Crossovers may steadily be gaining popularity in the United States, but if there is one model that does not seem to be affected much by it, it’s the Toyota Camry, which has enjoyed stable sales numbers in the past few years.
Although the total number of units moved from dealership lots went lower compared to the earlier years of the sedan, it still managed to sell 336,978 units in the US in 2019.
But for the coming model year, Toyota wants to make the Camry more competitive in an industry that has a growing preference for bigger vehicles. One of the upcoming additions to the sedan is the automaker’s Safety Sense 2.5 suite that features driver-assist systems such as pre-collision intersection support, adaptive cruise control, and emergency assist steering. Some exterior updates and more standard equipment are also in the works.
It’s interesting to note, too, that the next Toyota Camry Hybrid is going to be cheaper than its predecessor by as much as $1,160.
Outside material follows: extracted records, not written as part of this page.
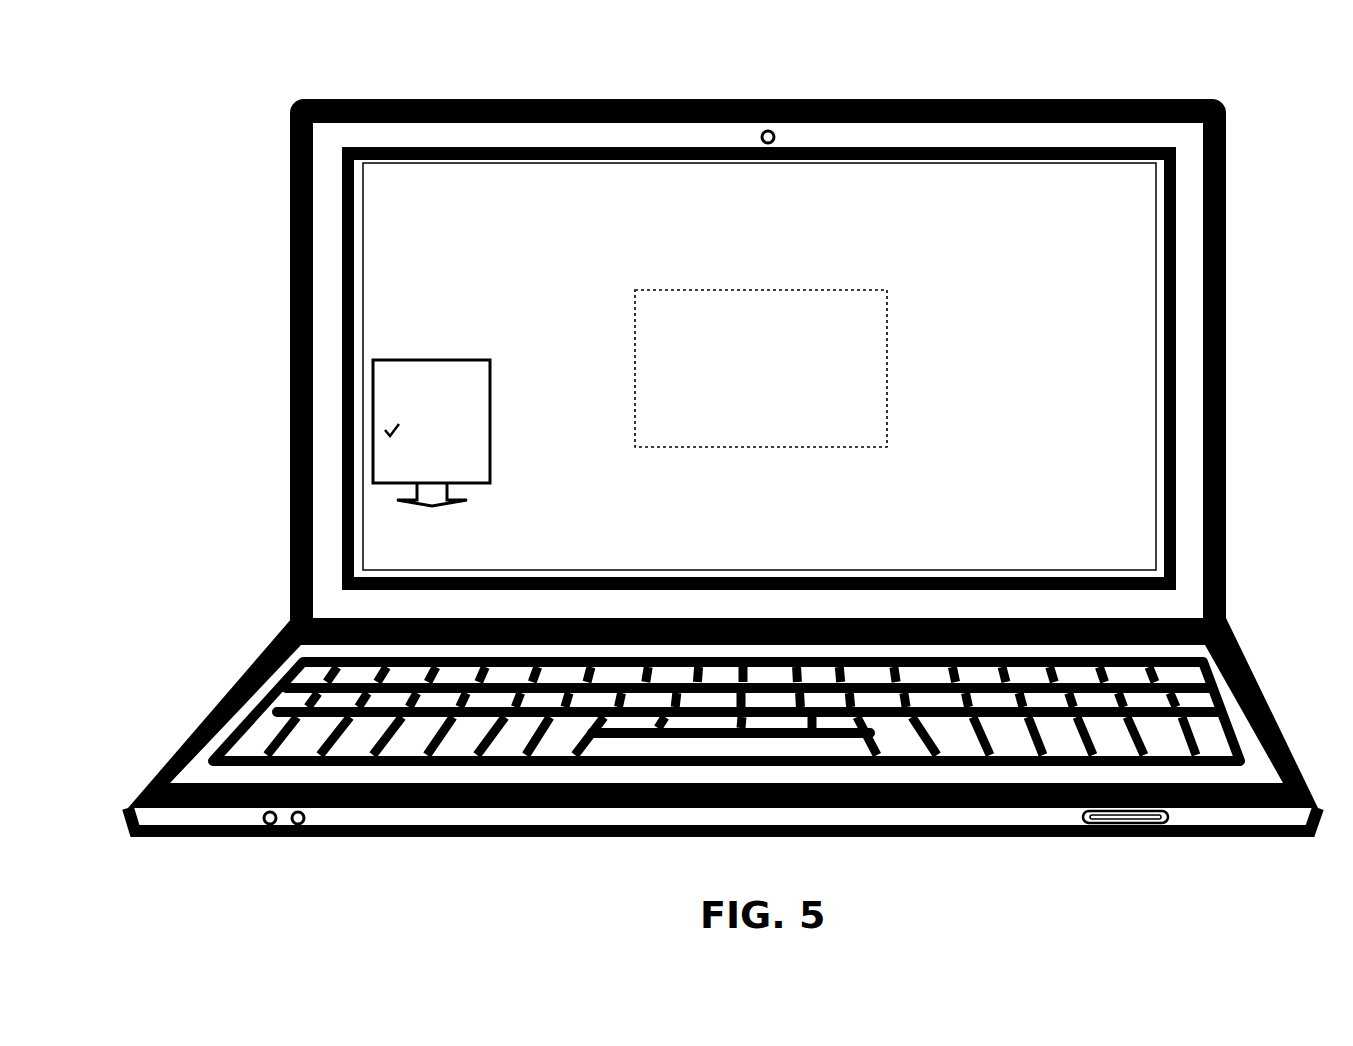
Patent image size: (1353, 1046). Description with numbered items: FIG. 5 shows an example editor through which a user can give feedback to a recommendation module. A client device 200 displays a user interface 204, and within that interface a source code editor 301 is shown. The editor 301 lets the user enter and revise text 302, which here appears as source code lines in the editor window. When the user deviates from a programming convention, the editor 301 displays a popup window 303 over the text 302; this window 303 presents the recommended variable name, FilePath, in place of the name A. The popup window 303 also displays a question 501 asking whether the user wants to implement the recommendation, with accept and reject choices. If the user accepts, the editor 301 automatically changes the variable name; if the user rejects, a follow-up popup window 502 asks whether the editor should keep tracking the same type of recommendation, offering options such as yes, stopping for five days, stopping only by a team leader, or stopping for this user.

The client device 200 is at (917, 775).
The user interface 204 is at (362, 170).
The source code editor 301 is at (605, 182).
The text 302 is at (385, 503).
The popup window 303 is at (373, 443).
The question 501 is at (475, 445).
The popup window 502 is at (890, 407).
According to a report published by Roadshow, the 2021 Toyota Camry Hybrid will have a starting price of $28,265, inclusive of the $995 destination fee. Savings are even higher on the SE trim at $1,345, while the XLE trim gets a $560 reduction from its $33,165 retail price. Lastly, the range-topping XSE trim starts at $33.715.
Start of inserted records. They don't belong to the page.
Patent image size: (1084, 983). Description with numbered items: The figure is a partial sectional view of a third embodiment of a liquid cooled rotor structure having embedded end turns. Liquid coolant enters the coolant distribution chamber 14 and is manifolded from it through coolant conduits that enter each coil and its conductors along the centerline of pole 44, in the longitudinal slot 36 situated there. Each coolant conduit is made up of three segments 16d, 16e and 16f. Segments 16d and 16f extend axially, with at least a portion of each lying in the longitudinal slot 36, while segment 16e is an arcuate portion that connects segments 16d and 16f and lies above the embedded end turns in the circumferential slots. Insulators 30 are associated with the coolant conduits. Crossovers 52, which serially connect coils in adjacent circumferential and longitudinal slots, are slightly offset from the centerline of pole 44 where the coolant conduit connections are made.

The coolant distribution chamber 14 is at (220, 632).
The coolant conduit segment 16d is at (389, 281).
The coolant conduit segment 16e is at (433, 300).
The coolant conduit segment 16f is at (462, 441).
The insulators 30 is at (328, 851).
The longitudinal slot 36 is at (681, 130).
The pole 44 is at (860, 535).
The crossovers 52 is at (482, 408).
Unfortunately for buyers interested in the gasoline-powered variants, there will be no price cuts for non-hybrid Camry models for the coming model year. Instead, there will be slight increases ranging from $315 to $415, except for the Camry TRD that gets a $1,015 increase at $33,180 and the base LE, which retains its $25,965 base price. The AWD option is still going to be offered for an extra $1,400
Toyota has yet to make the details official, so there’s still a chance some or all of it could change. The automaker is scheduled to begin production for the 2021 Camry sedans sometime this month.